>>>> "Tom" == Tom Owad
<owad(a)applefritter.com> writes:
Tom> I have a lot of manuals I want to scan and am trying to decide
Tom> upon the best format. I'd like some opinions on the following
Tom> scans of a 128-page Franklin AceWriter manual.
Tom> On the low end is a pdf of bitmap images. It's hideous, but
Tom> only 3.5 MB.
Tom> The high end is a 40 MB pdf of jpeg images. This one's easy on
Tom> the eyes, but is an awfully large download and I'm wondering if
Tom> it might not print as nicely as the bitmap.
Tom> In the middle is a pdf of compressed jpegs at 15 MB. This looks
Tom> good to my eyes, I just wonder about using compressed jpegs for
Tom> archiving...
JPEG is NOT designed to handle bitonal (black and white) source
material. It's designed for continuous tone images such as photos.

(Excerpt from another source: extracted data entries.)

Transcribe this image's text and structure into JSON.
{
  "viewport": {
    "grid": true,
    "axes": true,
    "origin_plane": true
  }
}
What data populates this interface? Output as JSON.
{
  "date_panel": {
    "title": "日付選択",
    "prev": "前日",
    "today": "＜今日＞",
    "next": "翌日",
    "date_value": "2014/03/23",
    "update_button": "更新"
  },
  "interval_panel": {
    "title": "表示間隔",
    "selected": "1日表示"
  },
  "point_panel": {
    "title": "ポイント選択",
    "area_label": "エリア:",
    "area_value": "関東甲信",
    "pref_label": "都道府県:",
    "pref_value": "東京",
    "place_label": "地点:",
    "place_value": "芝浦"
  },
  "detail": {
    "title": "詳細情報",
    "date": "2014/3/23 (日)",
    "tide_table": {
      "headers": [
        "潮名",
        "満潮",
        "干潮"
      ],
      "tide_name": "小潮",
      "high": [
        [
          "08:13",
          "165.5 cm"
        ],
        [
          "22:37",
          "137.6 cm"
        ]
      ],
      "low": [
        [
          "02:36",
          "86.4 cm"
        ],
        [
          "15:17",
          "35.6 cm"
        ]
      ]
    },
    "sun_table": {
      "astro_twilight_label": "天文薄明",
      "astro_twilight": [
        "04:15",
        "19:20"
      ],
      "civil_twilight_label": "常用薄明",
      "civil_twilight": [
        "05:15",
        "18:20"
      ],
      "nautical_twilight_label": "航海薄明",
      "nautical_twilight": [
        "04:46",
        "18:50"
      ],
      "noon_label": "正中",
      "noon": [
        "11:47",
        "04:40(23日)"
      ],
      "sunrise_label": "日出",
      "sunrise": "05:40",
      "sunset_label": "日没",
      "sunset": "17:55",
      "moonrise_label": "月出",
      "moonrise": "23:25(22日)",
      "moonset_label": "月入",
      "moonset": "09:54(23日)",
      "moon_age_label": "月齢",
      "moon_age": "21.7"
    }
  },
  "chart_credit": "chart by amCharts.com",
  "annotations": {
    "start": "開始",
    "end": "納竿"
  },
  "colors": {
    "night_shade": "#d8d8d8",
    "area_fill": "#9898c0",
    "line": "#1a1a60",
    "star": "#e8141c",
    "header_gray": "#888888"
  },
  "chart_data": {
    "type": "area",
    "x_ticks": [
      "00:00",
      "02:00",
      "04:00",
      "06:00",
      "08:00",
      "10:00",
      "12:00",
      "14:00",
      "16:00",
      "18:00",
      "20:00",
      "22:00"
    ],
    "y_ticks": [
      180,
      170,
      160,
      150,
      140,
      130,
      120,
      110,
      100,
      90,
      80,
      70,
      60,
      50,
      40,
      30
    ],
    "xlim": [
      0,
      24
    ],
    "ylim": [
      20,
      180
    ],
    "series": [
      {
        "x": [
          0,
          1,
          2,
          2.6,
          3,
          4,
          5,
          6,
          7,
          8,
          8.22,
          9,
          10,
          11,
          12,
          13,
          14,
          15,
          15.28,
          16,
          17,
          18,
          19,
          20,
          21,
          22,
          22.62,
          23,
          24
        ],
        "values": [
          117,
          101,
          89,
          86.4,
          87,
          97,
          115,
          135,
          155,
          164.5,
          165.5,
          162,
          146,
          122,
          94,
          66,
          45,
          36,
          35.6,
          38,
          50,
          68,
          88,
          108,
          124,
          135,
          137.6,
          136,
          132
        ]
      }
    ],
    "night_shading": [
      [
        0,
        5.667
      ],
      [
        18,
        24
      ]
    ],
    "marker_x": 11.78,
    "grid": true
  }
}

That's where the name comes from and that's what its algorithms are
designed for.
If you apply it to a bitonal image, several things will happen.
1. The files end up very large.
2. The images end up blurred and full of compression artifacts.
The correct way to compress bitonal images is with a compression
algorithm designed for that job. TIFF, GIF, and PNG are examples.
Not only will you get better quality, but you'll get smaller files.